Jeff,
I never said the current system works and I know of no surgeon who feels the status quo is acceptable. Most specialists do want change. What we don't want is More federal govt involvement. Medicare and Medicaid are not successful programs (poor reimbursement and runaway costs covered by taxpayers).
We don't make money "at the expense" of PCP's. Blatant lie. We all earn based on an RVU basis that has been adjusted many times in an attempt to better reimburse PCP's.
BTW our training is twice long as a PCP'S.
So what "high end" procedures do you want to ration? Do you have evidence that it will compensate for 30 million new patients wanting elective procedures?
No, it's a blatant truth. If we have X amount of dollars to spend on doctors in the US, and specialists get a disproportionately larger share than PCPs, then yes, you are earning more money at their expense.
In fact, the whole RVU system backs that up as you yourself state -- the rates for various procedures are stacked in favor of specialists. If this was market driven -- meaning that the patient and doctor agreed -- no problem. But it's not. It's a reimbursement scheme developed primarily by insurers, the doctors and government that heavily favors specialists (here in the US).
How much so? Last data I found showed PCPs making 170-180k average. Surgical specialists were mostly in the $500k range and up, meaning nearly 3 times as much or more.

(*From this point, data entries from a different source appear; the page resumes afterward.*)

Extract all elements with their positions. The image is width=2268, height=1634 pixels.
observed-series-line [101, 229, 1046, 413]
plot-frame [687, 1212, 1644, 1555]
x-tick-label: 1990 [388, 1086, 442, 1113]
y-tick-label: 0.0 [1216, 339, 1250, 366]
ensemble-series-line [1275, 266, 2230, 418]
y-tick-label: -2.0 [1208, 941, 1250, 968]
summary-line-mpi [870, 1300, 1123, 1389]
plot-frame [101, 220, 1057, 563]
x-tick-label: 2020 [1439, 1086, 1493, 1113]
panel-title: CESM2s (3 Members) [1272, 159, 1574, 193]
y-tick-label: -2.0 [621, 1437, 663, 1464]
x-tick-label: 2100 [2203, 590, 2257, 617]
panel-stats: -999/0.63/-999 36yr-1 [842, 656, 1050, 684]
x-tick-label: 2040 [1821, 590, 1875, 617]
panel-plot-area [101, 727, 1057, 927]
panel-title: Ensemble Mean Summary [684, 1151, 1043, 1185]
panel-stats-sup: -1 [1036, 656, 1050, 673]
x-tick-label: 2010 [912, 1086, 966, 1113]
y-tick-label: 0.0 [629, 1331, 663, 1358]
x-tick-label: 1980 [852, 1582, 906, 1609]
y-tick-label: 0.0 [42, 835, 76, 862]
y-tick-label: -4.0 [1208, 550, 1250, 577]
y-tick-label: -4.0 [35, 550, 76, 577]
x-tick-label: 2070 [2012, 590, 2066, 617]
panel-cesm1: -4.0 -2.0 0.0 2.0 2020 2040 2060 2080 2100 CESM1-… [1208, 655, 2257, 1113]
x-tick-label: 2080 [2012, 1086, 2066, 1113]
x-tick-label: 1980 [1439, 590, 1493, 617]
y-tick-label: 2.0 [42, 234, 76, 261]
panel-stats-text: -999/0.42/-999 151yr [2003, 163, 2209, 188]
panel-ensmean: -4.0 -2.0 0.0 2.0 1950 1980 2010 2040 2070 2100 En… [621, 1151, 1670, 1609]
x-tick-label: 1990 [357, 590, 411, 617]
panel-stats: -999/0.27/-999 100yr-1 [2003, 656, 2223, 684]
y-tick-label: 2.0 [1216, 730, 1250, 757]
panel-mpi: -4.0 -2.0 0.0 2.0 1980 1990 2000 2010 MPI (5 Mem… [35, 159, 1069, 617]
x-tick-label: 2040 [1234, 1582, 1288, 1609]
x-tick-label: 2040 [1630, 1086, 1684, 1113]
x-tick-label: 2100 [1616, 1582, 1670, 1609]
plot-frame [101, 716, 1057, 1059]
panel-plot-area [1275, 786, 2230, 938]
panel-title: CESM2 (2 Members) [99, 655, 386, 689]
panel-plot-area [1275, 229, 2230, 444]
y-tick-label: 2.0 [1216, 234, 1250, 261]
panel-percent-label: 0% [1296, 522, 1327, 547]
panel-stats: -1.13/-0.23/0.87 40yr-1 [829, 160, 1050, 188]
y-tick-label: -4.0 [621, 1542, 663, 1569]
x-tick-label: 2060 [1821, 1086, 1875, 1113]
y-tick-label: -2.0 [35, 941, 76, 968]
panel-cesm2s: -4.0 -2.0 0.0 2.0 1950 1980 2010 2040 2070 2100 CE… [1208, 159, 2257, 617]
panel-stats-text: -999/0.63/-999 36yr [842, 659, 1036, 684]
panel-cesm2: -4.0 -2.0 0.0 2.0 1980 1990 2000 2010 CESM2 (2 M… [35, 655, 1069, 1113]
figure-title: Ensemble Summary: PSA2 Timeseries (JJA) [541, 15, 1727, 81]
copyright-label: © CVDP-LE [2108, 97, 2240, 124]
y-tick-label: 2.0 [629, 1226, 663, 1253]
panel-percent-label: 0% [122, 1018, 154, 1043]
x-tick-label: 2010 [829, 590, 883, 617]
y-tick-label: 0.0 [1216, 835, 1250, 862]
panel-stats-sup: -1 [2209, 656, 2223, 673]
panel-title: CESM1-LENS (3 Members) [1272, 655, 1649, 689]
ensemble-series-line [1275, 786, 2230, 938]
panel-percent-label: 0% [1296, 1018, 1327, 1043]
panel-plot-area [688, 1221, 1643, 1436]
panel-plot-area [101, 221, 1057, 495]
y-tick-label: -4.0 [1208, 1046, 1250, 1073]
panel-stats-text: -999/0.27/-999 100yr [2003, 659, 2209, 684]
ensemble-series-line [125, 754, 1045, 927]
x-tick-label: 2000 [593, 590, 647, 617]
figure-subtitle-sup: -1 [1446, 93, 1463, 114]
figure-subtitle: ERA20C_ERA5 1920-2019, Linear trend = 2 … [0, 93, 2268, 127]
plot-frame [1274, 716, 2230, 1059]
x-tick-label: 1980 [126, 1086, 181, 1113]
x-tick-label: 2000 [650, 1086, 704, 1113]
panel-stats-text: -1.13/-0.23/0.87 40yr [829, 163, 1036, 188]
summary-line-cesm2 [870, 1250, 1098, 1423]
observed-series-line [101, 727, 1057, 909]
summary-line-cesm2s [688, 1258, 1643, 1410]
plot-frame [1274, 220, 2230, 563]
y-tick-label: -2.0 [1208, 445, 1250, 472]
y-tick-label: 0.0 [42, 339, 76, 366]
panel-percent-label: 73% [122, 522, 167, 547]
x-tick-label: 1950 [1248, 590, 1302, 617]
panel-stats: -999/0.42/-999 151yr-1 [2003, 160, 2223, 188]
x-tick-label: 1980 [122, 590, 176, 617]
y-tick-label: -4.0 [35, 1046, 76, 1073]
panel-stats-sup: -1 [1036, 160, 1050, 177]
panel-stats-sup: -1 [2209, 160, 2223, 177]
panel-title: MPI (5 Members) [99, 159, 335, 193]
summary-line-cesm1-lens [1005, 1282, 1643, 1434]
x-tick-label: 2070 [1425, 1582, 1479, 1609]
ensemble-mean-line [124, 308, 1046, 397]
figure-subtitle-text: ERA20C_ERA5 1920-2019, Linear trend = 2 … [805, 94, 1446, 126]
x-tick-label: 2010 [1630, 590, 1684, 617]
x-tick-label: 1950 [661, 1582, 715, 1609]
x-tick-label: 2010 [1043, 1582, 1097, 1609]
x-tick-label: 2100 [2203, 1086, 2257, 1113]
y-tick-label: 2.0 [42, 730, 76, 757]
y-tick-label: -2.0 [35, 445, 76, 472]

Is this because an MRI an knee scope on a patient is more valuable than a 2-3 hour attempt to diagnose a condition like diabetes or fibromyalgia or so? Hard to say since the market isn't setting the prices.
Clearly doctors should be highly compensated, but what lacks intelligence is to say "give them whatever they want!" and then complain about healthcare costs in teh US. THAT is dumb.
And proof that curtailment and rationing of high end procedures will provide savings to staff and provide primary care for 30 mil newly insured?
It exists in every country in Western Europe, and Oceania. Health care costs per capita in those countries are generally 30% less than in the US with similar if not better results -- life expectancy, infant mortality, etc. How do they do it? Yeah, you wait for and may not get your knee scoped in all cases, and when you are in your 70s and 80s it may be impossible for you to get a heart transplant or a hip replacement. In return you get much better access to primary care at all times, and to specialist services when you are young and productive. Scream death panels all you want, but when you have a system where you spend something like 95% of all your lifetime health care costs in the last six months of life like we do in the US, primarily on specialists, you have a problem.
And that is why specialists want zero changes to the existing reimbursement system.